No longer undefeated

The streak has broken!

After three consecutive wins in ultimately meaningless preseason fashion, the Brooklyn Nets finally fell apart in ultimately meaningless preseason fashion, losing 115-85 to the Boston Celtics in Brooklyn. The Nets fell behind 9-0 in the first 76 seconds and never recovered, trailing by double digits for the last 32 minutes of the game. I’m not sure what the team’s defensive rating was by Avery’s standards, but by regular ones, the Nets allowed those 115 points on only 94 possessions.

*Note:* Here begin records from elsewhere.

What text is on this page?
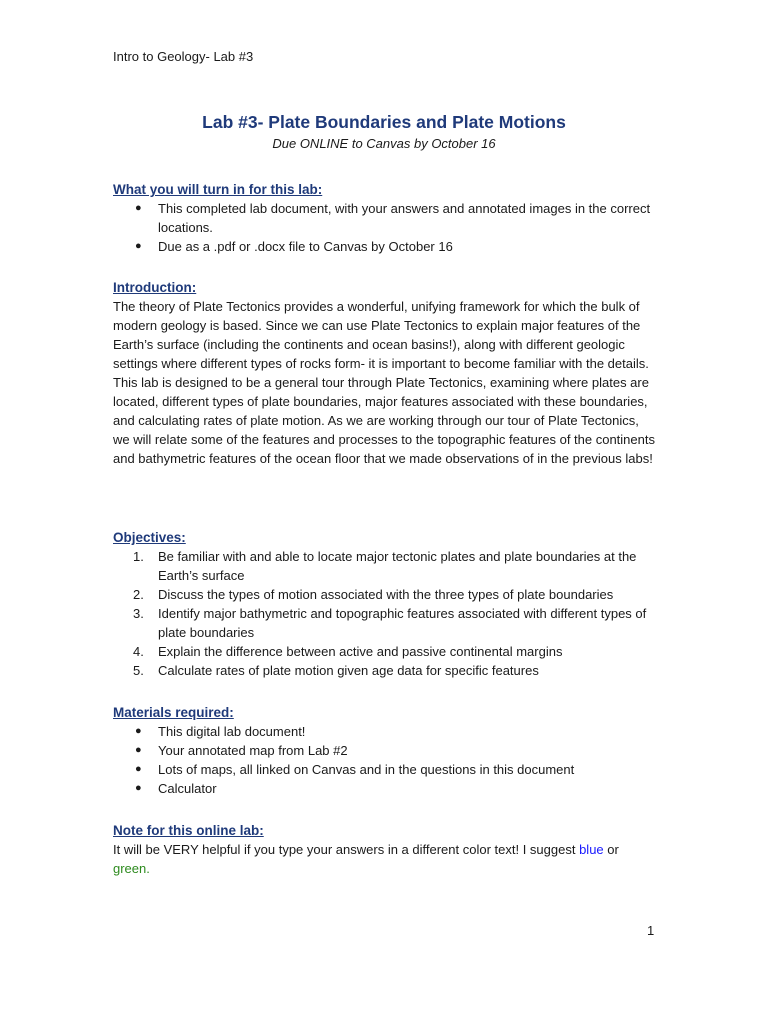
Intro to Geology- Lab #3
Lab #3- Plate Boundaries and Plate Motions
Due ONLINE to Canvas by October 16
What you will turn in for this lab:
● This completed lab document, with your answers and annotated images in the correct locations.
● Due as a .pdf or .docx file to Canvas by October 16
Introduction:

The theory of Plate Tectonics provides a wonderful, unifying framework for which the bulk of modern geology is based. Since we can use Plate Tectonics to explain major features of the Earth’s surface (including the continents and ocean basins!), along with different geologic settings where different types of rocks form- it is important to become familiar with the details.

This lab is designed to be a general tour through Plate Tectonics, examining where plates are located, different types of plate boundaries, major features associated with these boundaries, and calculating rates of plate motion. As we are working through our tour of Plate Tectonics, we will relate some of the features and processes to the topographic features of the continents and bathymetric features of the ocean floor that we made observations of in the previous labs!

Objectives:
1. Be familiar with and able to locate major tectonic plates and plate boundaries at the Earth’s surface
2. Discuss the types of motion associated with the three types of plate boundaries
3. Identify major bathymetric and topographic features associated with different types of plate boundaries
4. Explain the difference between active and passive continental margins
5. Calculate rates of plate motion given age data for specific features
Materials required:
● This digital lab document!
● Your annotated map from Lab #2
● Lots of maps, all linked on Canvas and in the questions in this document
● Calculator
Note for this online lab:

It will be VERY helpful if you type your answers in a different color text! I suggest blue or
green.

1
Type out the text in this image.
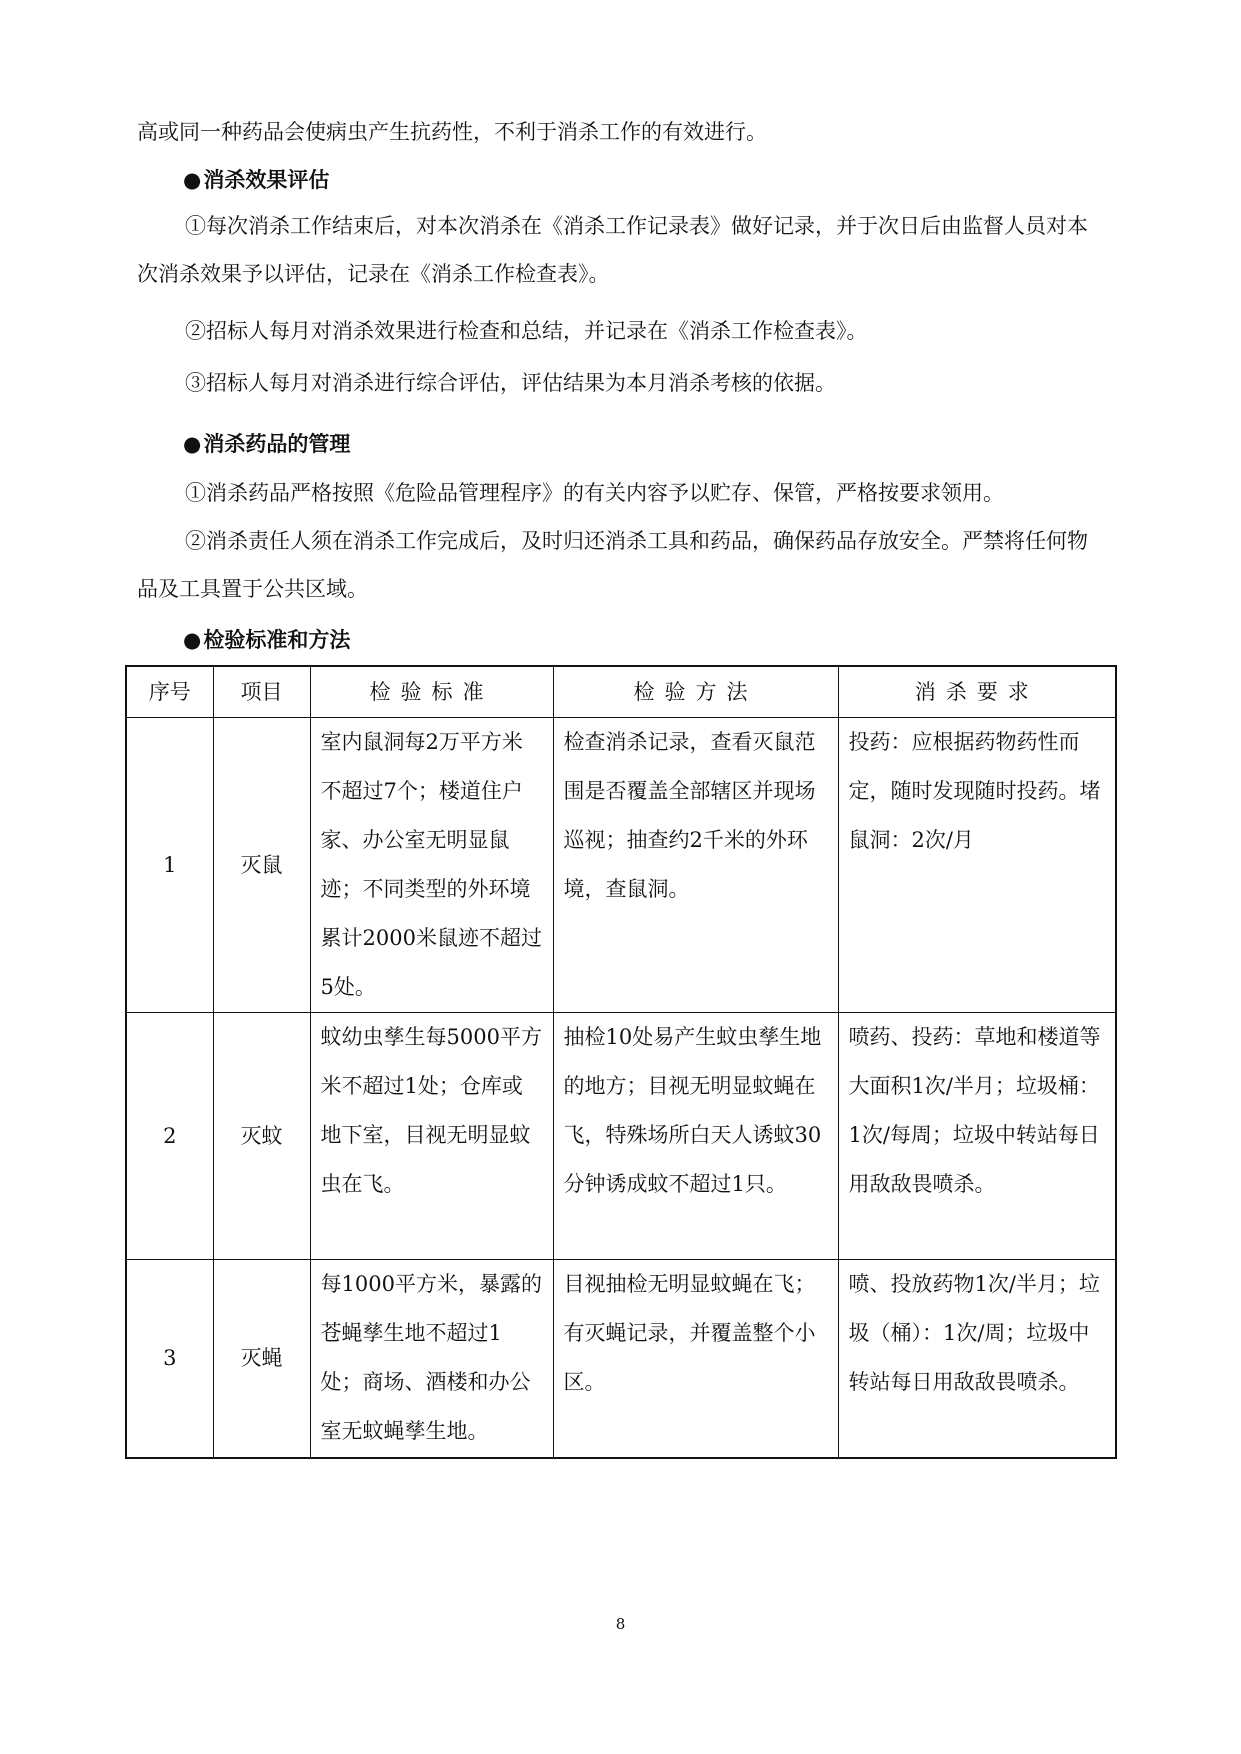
高或同一种药品会使病虫产生抗药性，不利于消杀工作的有效进行。

●消杀效果评估

①每次消杀工作结束后，对本次消杀在《消杀工作记录表》做好记录，并于次日后由监督人员对本次消杀效果予以评估，记录在《消杀工作检查表》。

②招标人每月对消杀效果进行检查和总结，并记录在《消杀工作检查表》。

③招标人每月对消杀进行综合评估，评估结果为本月消杀考核的依据。

●消杀药品的管理

①消杀药品严格按照《危险品管理程序》的有关内容予以贮存、保管，严格按要求领用。

②消杀责任人须在消杀工作完成后，及时归还消杀工具和药品，确保药品存放安全。严禁将任何物品及工具置于公共区域。

●检验标准和方法

序号	项目	检验标准	检验方法	消杀要求
1	灭鼠	室内鼠洞每2万平方米不超过7个；楼道住户家、办公室无明显鼠迹；不同类型的外环境累计2000米鼠迹不超过5处。	检查消杀记录，查看灭鼠范围是否覆盖全部辖区并现场巡视；抽查约2千米的外环境，查鼠洞。	投药：应根据药物药性而定，随时发现随时投药。堵鼠洞：2次/月
2	灭蚊	蚊幼虫孳生每5000平方米不超过1处；仓库或地下室，目视无明显蚊虫在飞。	抽检10处易产生蚊虫孳生地的地方；目视无明显蚊蝇在飞，特殊场所白天人诱蚊30分钟诱成蚊不超过1只。	喷药、投药：草地和楼道等大面积1次/半月；垃圾桶：1次/每周；垃圾中转站每日用敌敌畏喷杀。
3	灭蝇	每1000平方米，暴露的苍蝇孳生地不超过1处；商场、酒楼和办公室无蚊蝇孳生地。	目视抽检无明显蚊蝇在飞；有灭蝇记录，并覆盖整个小区。	喷、投放药物1次/半月；垃圾（桶）：1次/周；垃圾中转站每日用敌敌畏喷杀。
8
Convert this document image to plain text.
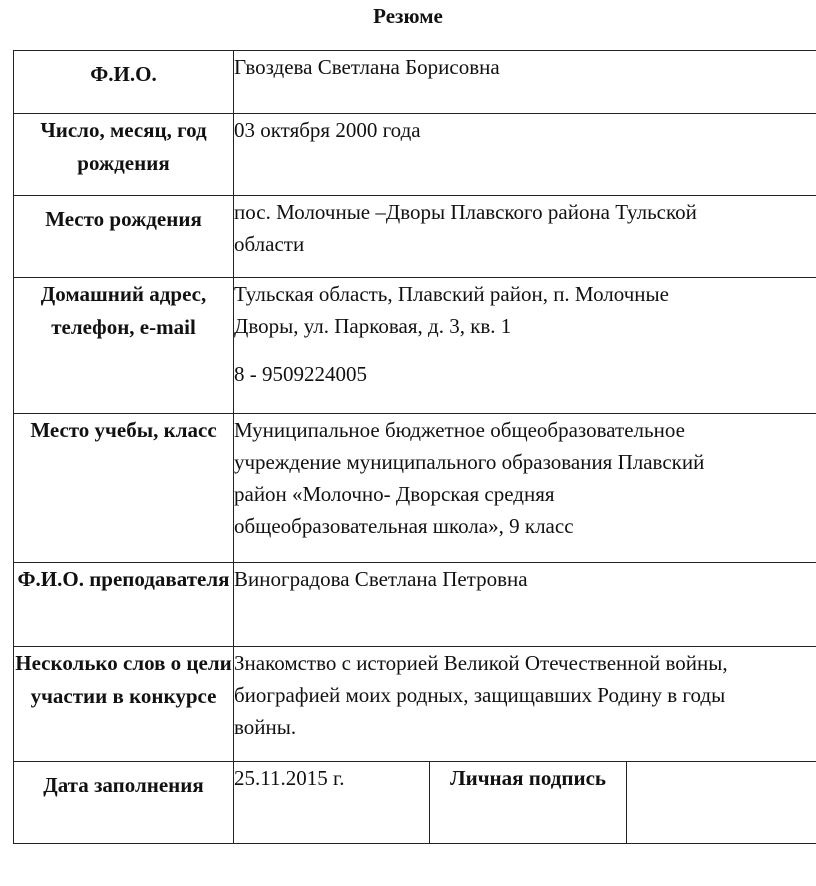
Резюме
Ф.И.О.	Гвоздева Светлана Борисовна		
Число, месяц, год рождения	03 октября 2000 года		
Место рождения	пос. Молочные –Дворы Плавского района Тульской
области		

Домашний адрес, телефон, e-mail	Тульская область, Плавский район, п. Молочные
Дворы, ул. Парковая, д. 3, кв. 1
8 - 9509224005		

Место учебы, класс	Муниципальное бюджетное общеобразовательное
учреждение муниципального образования Плавский
район «Молочно- Дворская средняя
общеобразовательная школа», 9 класс		

Ф.И.О. преподавателя	Виноградова Светлана Петровна		
Несколько слов о цели участии в конкурсе	Знакомство с историей Великой Отечественной войны,
биографией моих родных, защищавших Родину в годы
войны.		

Дата заполнения	25.11.2015 г.	Личная подпись	
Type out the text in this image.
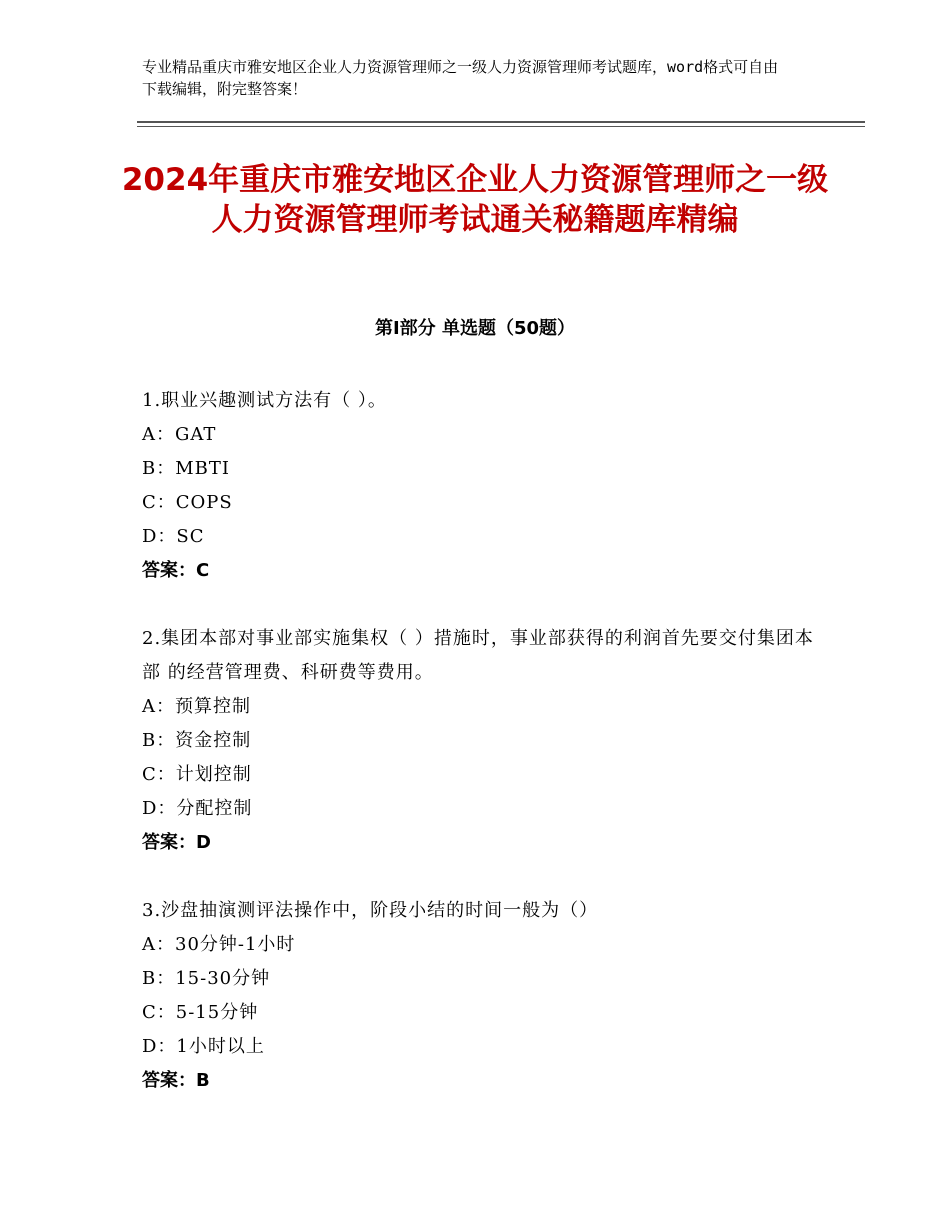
专业精品重庆市雅安地区企业人力资源管理师之一级人力资源管理师考试题库，word格式可自由下载编辑，附完整答案！
2024年重庆市雅安地区企业人力资源管理师之一级人力资源管理师考试通关秘籍题库精编
第Ⅰ部分 单选题（50题）
1.职业兴趣测试方法有（ ）。
A：GAT
B：MBTI
C：COPS
D：SC
答案：C
2.集团本部对事业部实施集权（ ）措施时，事业部获得的利润首先要交付集团本部 的经营管理费、科研费等费用。
A：预算控制
B：资金控制
C：计划控制
D：分配控制
答案：D
3.沙盘抽演测评法操作中，阶段小结的时间一般为（）
A：30分钟-1小时
B：15-30分钟
C：5-15分钟
D：1小时以上
答案：B
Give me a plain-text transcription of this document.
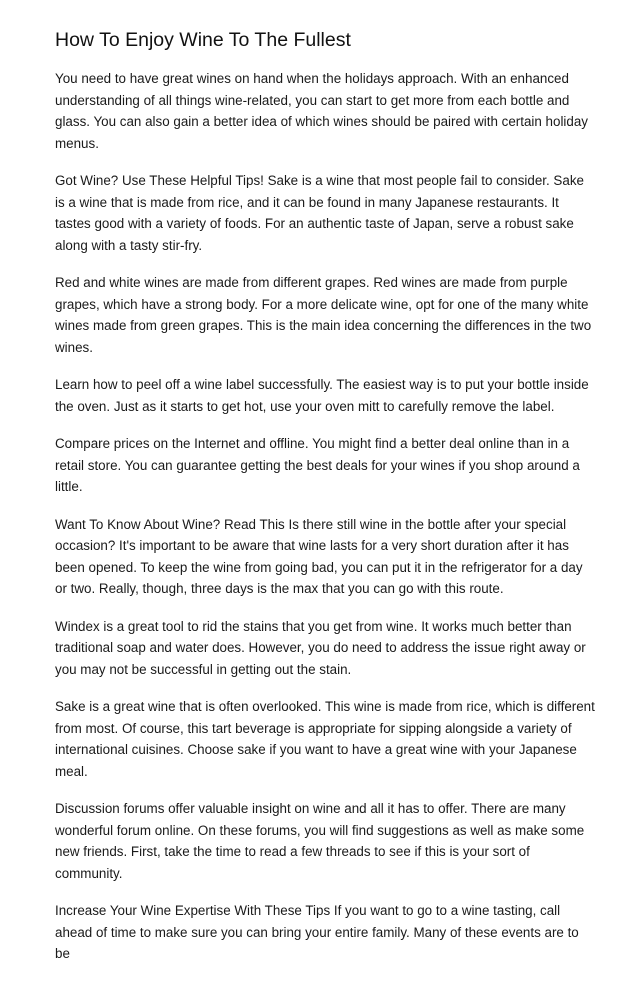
How To Enjoy Wine To The Fullest

You need to have great wines on hand when the holidays approach. With an enhanced understanding of all things wine-related, you can start to get more from each bottle and glass. You can also gain a better idea of which wines should be paired with certain holiday menus.

Got Wine? Use These Helpful Tips! Sake is a wine that most people fail to consider. Sake is a wine that is made from rice, and it can be found in many Japanese restaurants. It tastes good with a variety of foods. For an authentic taste of Japan, serve a robust sake along with a tasty stir-fry.

Red and white wines are made from different grapes. Red wines are made from purple grapes, which have a strong body. For a more delicate wine, opt for one of the many white wines made from green grapes. This is the main idea concerning the differences in the two wines.

Learn how to peel off a wine label successfully. The easiest way is to put your bottle inside the oven. Just as it starts to get hot, use your oven mitt to carefully remove the label.

Compare prices on the Internet and offline. You might find a better deal online than in a retail store. You can guarantee getting the best deals for your wines if you shop around a little.

Want To Know About Wine? Read This Is there still wine in the bottle after your special occasion? It's important to be aware that wine lasts for a very short duration after it has been opened. To keep the wine from going bad, you can put it in the refrigerator for a day or two. Really, though, three days is the max that you can go with this route.

Windex is a great tool to rid the stains that you get from wine. It works much better than traditional soap and water does. However, you do need to address the issue right away or you may not be successful in getting out the stain.

Sake is a great wine that is often overlooked. This wine is made from rice, which is different from most. Of course, this tart beverage is appropriate for sipping alongside a variety of international cuisines. Choose sake if you want to have a great wine with your Japanese meal.

Discussion forums offer valuable insight on wine and all it has to offer. There are many wonderful forum online. On these forums, you will find suggestions as well as make some new friends. First, take the time to read a few threads to see if this is your sort of community.

Increase Your Wine Expertise With These Tips If you want to go to a wine tasting, call ahead of time to make sure you can bring your entire family. Many of these events are to be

It was as ugly as it sounds. The Brooklyn Nets shot 37% for the game, just 6-21 (28.6%) from beyond the arc. They recorded more turnovers (18) than assists (16), and got blown out by 30 points despite shooting 21 more free throws over the course of the game. The Nets allowed the Celtics to slice inside without incident: the Celtics made more field goals in the restricted area in the first half (17, in 22 attempts) than the Nets did in the entire game (16, on 37 attempts). Not to be outdone by their own ineptitude, the Nets also allowed the Celtics to shoot 11-19 from beyond the arc, most of that damage done by Jason Terry (5-5) and Paul Pierce (4-4).

The Celtics are a vastly better defensive team, and it showed. But though the Nets lost this game deservedly and handily, the defensive effort wasn’t as bad as the numbers might indicate. There were moments when the Nets played what appeared to be solid defense for the entire shot clock, only to see Jason Terry nail a 3 with a hand in his face. Or Kevin Garnett hit a fallaway turnaround with a hand in his face. Or Paul Pierce nail a 3 with a hand in… you get the idea. The Nets did contest a fair share of shots. They just didn’t contest enough. The Celtics hitting tough shots only turned it from “decent win” to “complete blowout.”

“We needed a game like this against a good defensive team,” Deron Williams said after the game. “We need to play better against a team like this.” Tyshawn Taylor concurred: “I think we needed this a bit. We can go back to the drawing board, see where we made our mistakes, and just get better from it. We can always turn a loss into a positive.”

“As competitors, we don’t like losing,” Taylor later added.

The Celtics were undoubtedly the better team, but Thursday night’s game served as a reminder that while Paul Pierce is a man of indomitable skill, luck does play a subdued role in a game-to-game ebbs and flows. Pierce and Terry won’t combine to go 9-9 every single night, just as Williams and Johnson won’t go 6-22. And consider Tuesday: the Celtics won’t always allow a team sitting their starters to beat them on their home court.

Regardless, the Nets don’t have too much time to dwell on this loss — they play again less than 24 hours later, against the 76ers, in Brooklyn.

Also, need I remind you that it’s preseason?

More notes:

-MarShon Brooks is healthy, and barring a later injury, should have no issues playing the remainder of postseason. However, Avery Johnson noted pregame that his assumed role as the sixth man of this team is in jeopardy: “We’re not going to box ourselves in. It’d be great if (he) was in the sixth man role, but right now with the way C.J. and Blatche and those guys are playing… Joe Johnson is going to anchor our second unit. So he would be the default sixth man.”

-Tyshawn Taylor is also healthy.

-Crash watch: jumped and tap-danced on the scoreboard diving after a loose ball, got a sweet chasedown block on a dribble-drive, dove out of bounds on at least two occasions.

-Joe Johnson picked up a flagrant foul in the third quarter on one of the softer flagrant fouls I’ve ever seen, for pushing Paul Pierce in the back with his forearm until he fell out of bounds. It was absolutely a flagrant, but usually when you hear “flagrant” you think of someone slamming down on a player’s back or elbowing him in the chest. This was just a simple, smooth push.